Existing backdoor attacks on multivariate time series (MTS) forecasting enforce strict temporal and dimensional coupling between triggers and target patterns, requiring synchronous activation at fixed positions across variables. However, realistic scenarios often demand delayed and variable-specific activation. We identify this critical unmet need and propose TDBA, a temporally decoupled backdoor attack framework for MTS forecasting. By injecting triggers that encode the expected location of the target pattern, TDBA enables the activation of the target pattern at any positions within the forecasted data, with the activation position flexibly varying across different variable dimensions. TDBA introduces two core modules: (1) a position-guided trigger generation mechanism that leverages smoothed Gaussian priors to generate triggers that are position-related to the predefined target pattern; and (2) a position-aware optimization module that assigns soft weights based on trigger completeness, pattern coverage, and temporal offset, facilitating targeted and stealthy attack optimization. Extensive experiments on real-world datasets show that TDBA consistently outperforms existing baselines in effectiveness while maintaining good stealthiness. Ablation studies confirm the controllability and robustness of its design.
Paper Structure (30 sections, 14 equations, 2 figures, 4 tables)

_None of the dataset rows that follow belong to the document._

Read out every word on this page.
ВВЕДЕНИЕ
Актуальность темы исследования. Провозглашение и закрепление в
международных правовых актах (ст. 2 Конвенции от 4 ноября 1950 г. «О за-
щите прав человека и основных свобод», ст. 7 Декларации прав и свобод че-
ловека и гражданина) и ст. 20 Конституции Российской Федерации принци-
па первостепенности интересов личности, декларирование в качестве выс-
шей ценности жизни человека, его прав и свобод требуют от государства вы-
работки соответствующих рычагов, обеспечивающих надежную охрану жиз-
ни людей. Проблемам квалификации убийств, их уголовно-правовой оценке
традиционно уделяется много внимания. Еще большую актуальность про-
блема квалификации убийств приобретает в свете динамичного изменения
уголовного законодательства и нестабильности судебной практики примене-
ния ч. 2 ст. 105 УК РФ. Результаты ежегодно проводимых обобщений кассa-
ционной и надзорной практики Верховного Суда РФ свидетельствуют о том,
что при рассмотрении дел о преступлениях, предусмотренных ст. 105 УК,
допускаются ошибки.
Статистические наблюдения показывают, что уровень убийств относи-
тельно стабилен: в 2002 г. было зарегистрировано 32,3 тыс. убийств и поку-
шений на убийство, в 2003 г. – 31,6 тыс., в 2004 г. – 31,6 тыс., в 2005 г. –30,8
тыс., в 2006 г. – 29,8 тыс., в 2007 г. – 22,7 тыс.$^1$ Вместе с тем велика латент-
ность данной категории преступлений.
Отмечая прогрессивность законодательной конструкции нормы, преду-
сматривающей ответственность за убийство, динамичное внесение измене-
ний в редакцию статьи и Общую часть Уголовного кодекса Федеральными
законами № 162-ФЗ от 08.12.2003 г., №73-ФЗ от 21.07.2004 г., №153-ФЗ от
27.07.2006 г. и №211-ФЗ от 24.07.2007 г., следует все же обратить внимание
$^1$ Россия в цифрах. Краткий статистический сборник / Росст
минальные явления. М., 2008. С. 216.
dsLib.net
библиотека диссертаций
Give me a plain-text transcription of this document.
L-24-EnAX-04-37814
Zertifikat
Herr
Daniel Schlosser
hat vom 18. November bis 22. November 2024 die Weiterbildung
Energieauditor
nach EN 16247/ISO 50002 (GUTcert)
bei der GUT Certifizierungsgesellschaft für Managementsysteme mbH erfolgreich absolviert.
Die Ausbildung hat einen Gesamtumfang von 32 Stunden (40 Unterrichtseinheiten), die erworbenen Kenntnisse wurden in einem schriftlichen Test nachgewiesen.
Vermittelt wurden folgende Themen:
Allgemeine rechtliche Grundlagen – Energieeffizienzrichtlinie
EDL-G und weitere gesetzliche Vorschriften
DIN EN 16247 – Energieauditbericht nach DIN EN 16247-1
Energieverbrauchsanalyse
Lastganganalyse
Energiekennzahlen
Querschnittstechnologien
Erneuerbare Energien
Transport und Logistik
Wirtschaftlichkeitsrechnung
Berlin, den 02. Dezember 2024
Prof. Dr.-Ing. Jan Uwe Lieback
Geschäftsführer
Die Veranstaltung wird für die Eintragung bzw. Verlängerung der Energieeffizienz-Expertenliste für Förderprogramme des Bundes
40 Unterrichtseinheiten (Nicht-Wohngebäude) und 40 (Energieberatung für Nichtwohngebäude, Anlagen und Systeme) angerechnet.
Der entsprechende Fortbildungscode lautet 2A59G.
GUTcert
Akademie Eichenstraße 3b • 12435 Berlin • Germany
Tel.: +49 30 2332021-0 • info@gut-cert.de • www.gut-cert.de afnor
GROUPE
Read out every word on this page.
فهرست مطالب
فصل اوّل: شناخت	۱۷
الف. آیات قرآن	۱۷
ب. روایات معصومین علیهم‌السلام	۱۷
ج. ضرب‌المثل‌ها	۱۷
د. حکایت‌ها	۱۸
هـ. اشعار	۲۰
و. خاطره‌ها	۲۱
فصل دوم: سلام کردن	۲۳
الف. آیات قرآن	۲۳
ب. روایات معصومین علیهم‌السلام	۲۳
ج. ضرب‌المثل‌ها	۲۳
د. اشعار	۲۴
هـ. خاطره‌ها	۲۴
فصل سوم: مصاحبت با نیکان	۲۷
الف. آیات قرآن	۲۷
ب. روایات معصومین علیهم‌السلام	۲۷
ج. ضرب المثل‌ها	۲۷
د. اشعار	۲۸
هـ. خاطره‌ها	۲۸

This paper contains 30 sections, 14 equations, 2 figures, 4 tables.

Figures (2)

  • Figure 1: (a) Theoretical trigger injections at $t_0$ activating cone-shaped target patterns at $t_1$, $t_2$, and $t_3$ across $F_1$, $F_2$, and $F_3$. (b) Corresponding real-world traffic scenario where control at $t_0$ induces congestion on three roads. $F_1$–$F_3$ in (a) correspond to flow sensors on roads 1–3 in (b).
  • Figure 2: Visualization of the TDBA on the PEMS04 dataset using Autoformer. Four dimensions (163, 164, 166, 168) are attacked, each with its own assigned positional offset. The auxiliary lines in the figure captions are used to connect the trigger or target pattern to the clean data at both ends, maintaining visual uniformity.